В конце «Воздушных змеев» появляется польский еврей:
Грядущее дало нам знак туманным ранним вечерам, когда мы брели по берегу моря и ветер бил нам в лицо солеными брызгами. Мы увидели еврея в длиннополом кафтане, который по-польски называется «капота», и с черной кепкой на голове, какие тогда носили миллионы евреев — жителей гетто. У него было очень белое лицо и седеющая борода; он сидел на дорожном столбике на обочине гдыньского шоссе.

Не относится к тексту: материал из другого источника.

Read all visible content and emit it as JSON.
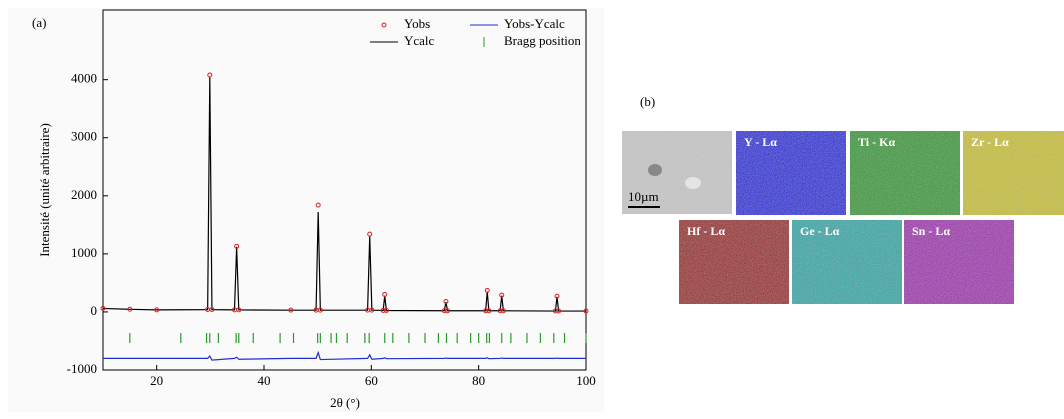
{
  "chart_data": {
    "type": "line",
    "panel_label": "(a)",
    "xlabel": "2θ (°)",
    "ylabel": "Intensité (unité arbitraire)",
    "xlim": [
      10,
      100
    ],
    "ylim": [
      -1000,
      5200
    ],
    "xticks": [
      20,
      40,
      60,
      80,
      100
    ],
    "yticks": [
      -1000,
      0,
      1000,
      2000,
      3000,
      4000
    ],
    "x": [
      10,
      15,
      20,
      29.5,
      29.9,
      30.3,
      34.5,
      34.9,
      35.3,
      45,
      49.7,
      50.1,
      50.5,
      59.3,
      59.7,
      60.1,
      62.2,
      62.5,
      62.8,
      73.6,
      73.9,
      74.2,
      81.3,
      81.6,
      81.9,
      84,
      84.3,
      84.6,
      94.3,
      94.6,
      94.9,
      100
    ],
    "series": [
      {
        "name": "Yobs",
        "color": "#d62020",
        "marker": "circle",
        "values": [
          62,
          47,
          36,
          42,
          4080,
          42,
          36,
          1130,
          36,
          31,
          32,
          1840,
          32,
          31,
          1340,
          31,
          26,
          300,
          26,
          21,
          180,
          21,
          21,
          370,
          21,
          21,
          290,
          21,
          16,
          270,
          16,
          16
        ]
      },
      {
        "name": "Ycalc",
        "color": "#000000",
        "values": [
          60,
          45,
          35,
          40,
          4050,
          40,
          35,
          1120,
          35,
          30,
          30,
          1720,
          30,
          30,
          1300,
          30,
          25,
          280,
          25,
          20,
          170,
          20,
          20,
          350,
          20,
          20,
          280,
          20,
          15,
          260,
          15,
          15
        ]
      },
      {
        "name": "Yobs-Ycalc",
        "color": "#1f2fd0",
        "values": [
          -800,
          -800,
          -800,
          -800,
          -760,
          -830,
          -800,
          -780,
          -815,
          -800,
          -800,
          -700,
          -820,
          -800,
          -740,
          -815,
          -800,
          -790,
          -805,
          -800,
          -795,
          -800,
          -800,
          -790,
          -805,
          -800,
          -795,
          -800,
          -800,
          -795,
          -800,
          -800
        ]
      },
      {
        "name": "Bragg position",
        "color": "#2a9a2a",
        "marker": "tick",
        "y": -450,
        "x": [
          15,
          24.5,
          29.3,
          29.9,
          31.5,
          34.8,
          35.3,
          38,
          43,
          45.5,
          50,
          50.5,
          52.5,
          53.5,
          55.5,
          58.8,
          59.6,
          62.5,
          64,
          67,
          70,
          72.5,
          74,
          76,
          78.5,
          80,
          81.5,
          82,
          84.3,
          86,
          89,
          91.5,
          94,
          96,
          100
        ]
      }
    ]
  },
  "panel_b": {
    "label": "(b)",
    "scale_bar": "10µm",
    "maps": [
      {
        "label": "Y - Lα",
        "color": "#1515d8"
      },
      {
        "label": "Ti - Kα",
        "color": "#2a9a2a"
      },
      {
        "label": "Zr - Lα",
        "color": "#c8c020"
      },
      {
        "label": "Hf - Lα",
        "color": "#9a1010"
      },
      {
        "label": "Ge - Lα",
        "color": "#20a8a8"
      },
      {
        "label": "Sn - Lα",
        "color": "#a020b0"
      }
    ]
  }
}
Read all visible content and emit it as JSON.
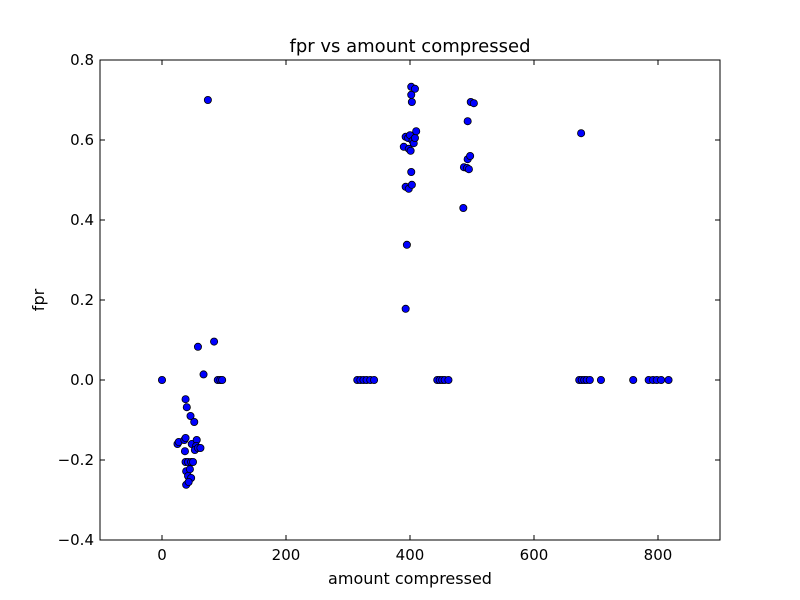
{
  "chart_data": {
    "type": "scatter",
    "title": "fpr vs amount compressed",
    "xlabel": "amount compressed",
    "ylabel": "fpr",
    "xlim": [
      -100,
      900
    ],
    "ylim": [
      -0.4,
      0.8
    ],
    "xticks": [
      0,
      200,
      400,
      600,
      800
    ],
    "xtick_labels": [
      "0",
      "200",
      "400",
      "600",
      "800"
    ],
    "yticks": [
      -0.4,
      -0.2,
      0.0,
      0.2,
      0.4,
      0.6,
      0.8
    ],
    "ytick_labels": [
      "−0.4",
      "−0.2",
      "0.0",
      "0.2",
      "0.4",
      "0.6",
      "0.8"
    ],
    "grid": false,
    "marker_color": "#0000ff",
    "marker_edge_color": "#000000",
    "points": [
      [
        0,
        0.0
      ],
      [
        74,
        0.7
      ],
      [
        84,
        0.096
      ],
      [
        58,
        0.083
      ],
      [
        67,
        0.014
      ],
      [
        90,
        0.0
      ],
      [
        94,
        0.0
      ],
      [
        97,
        0.0
      ],
      [
        25,
        -0.16
      ],
      [
        27,
        -0.155
      ],
      [
        38,
        -0.048
      ],
      [
        40,
        -0.068
      ],
      [
        36,
        -0.15
      ],
      [
        38,
        -0.145
      ],
      [
        37,
        -0.178
      ],
      [
        38,
        -0.205
      ],
      [
        42,
        -0.205
      ],
      [
        47,
        -0.205
      ],
      [
        50,
        -0.205
      ],
      [
        39,
        -0.228
      ],
      [
        45,
        -0.223
      ],
      [
        42,
        -0.24
      ],
      [
        47,
        -0.245
      ],
      [
        39,
        -0.262
      ],
      [
        43,
        -0.255
      ],
      [
        46,
        -0.09
      ],
      [
        52,
        -0.105
      ],
      [
        48,
        -0.16
      ],
      [
        56,
        -0.15
      ],
      [
        55,
        -0.165
      ],
      [
        53,
        -0.175
      ],
      [
        58,
        -0.17
      ],
      [
        62,
        -0.17
      ],
      [
        315,
        0.0
      ],
      [
        320,
        0.0
      ],
      [
        325,
        0.0
      ],
      [
        330,
        0.0
      ],
      [
        336,
        0.0
      ],
      [
        342,
        0.0
      ],
      [
        393,
        0.178
      ],
      [
        395,
        0.338
      ],
      [
        393,
        0.483
      ],
      [
        398,
        0.478
      ],
      [
        403,
        0.488
      ],
      [
        402,
        0.52
      ],
      [
        390,
        0.583
      ],
      [
        398,
        0.578
      ],
      [
        401,
        0.573
      ],
      [
        393,
        0.608
      ],
      [
        397,
        0.605
      ],
      [
        400,
        0.612
      ],
      [
        404,
        0.598
      ],
      [
        406,
        0.592
      ],
      [
        408,
        0.605
      ],
      [
        410,
        0.622
      ],
      [
        402,
        0.733
      ],
      [
        408,
        0.728
      ],
      [
        402,
        0.713
      ],
      [
        403,
        0.695
      ],
      [
        444,
        0.0
      ],
      [
        448,
        0.0
      ],
      [
        452,
        0.0
      ],
      [
        456,
        0.0
      ],
      [
        462,
        0.0
      ],
      [
        486,
        0.43
      ],
      [
        487,
        0.532
      ],
      [
        492,
        0.53
      ],
      [
        495,
        0.527
      ],
      [
        493,
        0.552
      ],
      [
        497,
        0.56
      ],
      [
        493,
        0.647
      ],
      [
        498,
        0.695
      ],
      [
        503,
        0.692
      ],
      [
        676,
        0.617
      ],
      [
        673,
        0.0
      ],
      [
        677,
        0.0
      ],
      [
        681,
        0.0
      ],
      [
        685,
        0.0
      ],
      [
        690,
        0.0
      ],
      [
        708,
        0.0
      ],
      [
        760,
        0.0
      ],
      [
        785,
        0.0
      ],
      [
        792,
        0.0
      ],
      [
        798,
        0.0
      ],
      [
        805,
        0.0
      ],
      [
        817,
        0.0
      ]
    ]
  }
}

Столь противоречивое поведение Гари было не более чем камуфляжем, позволявшим ему, скорее, раскрыть то, чем он не являлся, чем то, чем он являлся, — раздвоенной личностью. Вот что он говорит Франсуа Бонди в ходе их беседы, парадоксально озаглавленной «Момент истины»:
На днях ко мне приходил один интеллигент — ну, скажем, армянской национальности. Назовем его Карапет. Само собой, он был вовсе не армянин — я говорю так условно, надеюсь, братья-армяне меня простят. Он где-то вычитал, что я тоже армянин, и решил выразить мне свое сочувствие и понимание, побеседовать о проблемах интеллектуального и морального «апатридизма» армян. Этому парню явно не хватало кампании. На самом деле я вовсе не армянин. Так что мне пришлось битый час из кожи вон лезть, чтобы изобразить перед Карапетам второго Карапета. Я представил себя апатридом, живущим в изгнании, так до конца и не принятым обществам; на час я стал армянином до глубины души. По-моему, у меня даже черты лица стали похожи на армянские. Мы обменялись нашими детскими воспоминаниями о Смирне, где я в жизни не бывал, и обнаружили, что жили на одной улице… Это единственная улица Смирны, которую я знаю, потому что Карапет только что о ней говорил. Может, я и террорист смеха, но не знал, как еще защититься от велеречивого Карапета: я пока еще имею право на самозащиту.
Это напоминает старый еврейский анекдот. Моше встречает Шимона на вокзале некоего городка в Польше и спрашивает: «Куда едешь, Шимон?» Тот отвечает: «Ты же знаешь — в Варшаву». «Ну да, конечно, — комментирует Моше. — Ты мне говоришь, будто едешь в Варшаву, чтобы я подумал, будто ты едешь в Краков, но я-то отлично знаю, что на самом деле ты едешь в Варшаву».